Anggaran tersebut digunakan untuk pembangunan sarana dan prasarana pasar PPI, pembangunan gedung PPI, serta rehabilitasi pagar kawasan. Pekerjaan konstruksi meliputi rehabilitasi satu gedung kantor dan satu gedung cool storage, pembangunan empat gedung baru untuk pelayanan dan penjualan ikan, pembangunan pagar kawasan, serta penyediaan lapak-lapak penjualan ikan.
“Seluruh pekerjaan dirancang untuk menciptakan kawasan PPI yang lebih tertata, fungsional, aman, dan representatif, sehingga mampu mendukung aktivitas nelayan dan pelaku usaha perikanan secara optimal,” jelas Tommy.
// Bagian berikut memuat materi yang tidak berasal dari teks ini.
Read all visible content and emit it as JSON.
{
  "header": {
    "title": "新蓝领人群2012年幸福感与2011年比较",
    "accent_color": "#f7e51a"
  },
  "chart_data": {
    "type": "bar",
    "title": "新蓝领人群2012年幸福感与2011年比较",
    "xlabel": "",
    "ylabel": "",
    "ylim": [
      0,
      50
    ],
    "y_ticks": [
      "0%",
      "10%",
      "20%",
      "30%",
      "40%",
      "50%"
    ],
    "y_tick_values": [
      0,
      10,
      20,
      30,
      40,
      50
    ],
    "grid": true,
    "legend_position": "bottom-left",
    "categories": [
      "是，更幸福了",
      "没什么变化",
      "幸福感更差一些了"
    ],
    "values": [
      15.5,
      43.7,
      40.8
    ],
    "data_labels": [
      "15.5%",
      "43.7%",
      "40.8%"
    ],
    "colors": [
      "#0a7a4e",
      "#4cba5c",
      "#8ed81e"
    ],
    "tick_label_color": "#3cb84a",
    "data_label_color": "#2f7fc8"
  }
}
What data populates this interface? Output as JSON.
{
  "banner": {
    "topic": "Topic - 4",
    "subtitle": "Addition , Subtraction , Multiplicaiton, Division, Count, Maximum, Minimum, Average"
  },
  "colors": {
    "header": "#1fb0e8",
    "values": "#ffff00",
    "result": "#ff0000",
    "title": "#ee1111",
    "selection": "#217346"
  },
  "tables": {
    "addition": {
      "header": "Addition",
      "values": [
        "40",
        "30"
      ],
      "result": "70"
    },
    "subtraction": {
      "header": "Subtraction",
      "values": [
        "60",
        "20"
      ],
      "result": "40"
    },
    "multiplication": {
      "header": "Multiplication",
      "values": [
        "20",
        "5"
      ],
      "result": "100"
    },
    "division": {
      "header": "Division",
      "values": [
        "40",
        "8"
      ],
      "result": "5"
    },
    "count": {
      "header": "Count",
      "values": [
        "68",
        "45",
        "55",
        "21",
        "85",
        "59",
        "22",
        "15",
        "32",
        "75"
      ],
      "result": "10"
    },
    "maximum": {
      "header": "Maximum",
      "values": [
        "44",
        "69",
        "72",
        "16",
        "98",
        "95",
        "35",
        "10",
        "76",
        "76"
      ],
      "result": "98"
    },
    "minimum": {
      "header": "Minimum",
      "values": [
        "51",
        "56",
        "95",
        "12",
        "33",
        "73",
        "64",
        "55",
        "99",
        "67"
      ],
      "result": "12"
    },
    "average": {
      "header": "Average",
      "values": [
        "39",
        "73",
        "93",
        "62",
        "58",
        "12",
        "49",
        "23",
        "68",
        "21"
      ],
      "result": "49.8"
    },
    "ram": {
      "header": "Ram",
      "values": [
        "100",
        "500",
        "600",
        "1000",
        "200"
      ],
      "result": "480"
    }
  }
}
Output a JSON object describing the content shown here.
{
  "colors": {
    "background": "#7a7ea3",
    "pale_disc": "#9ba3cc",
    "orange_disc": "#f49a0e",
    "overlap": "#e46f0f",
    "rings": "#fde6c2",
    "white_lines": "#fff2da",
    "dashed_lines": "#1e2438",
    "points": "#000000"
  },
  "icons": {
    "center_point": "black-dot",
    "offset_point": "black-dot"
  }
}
Ia juga menyampaikan apresiasi kepada Gubernur Sultra serta seluruh pihak yang terlibat atas dukungan dan sinergi yang terbangun hingga proyek tersebut dapat diselesaikan.
Dengan diresmikannya PPI Sodohoa, Pemprov Sultra berharap fasilitas ini dapat dimanfaatkan dan dipelihara bersama, sehingga mampu memberikan manfaat berkelanjutan bagi peningkatan kesejahteraan nelayan sekaligus memperkuat pembangunan ekonomi daerah berbasis kelautan dan perikanan.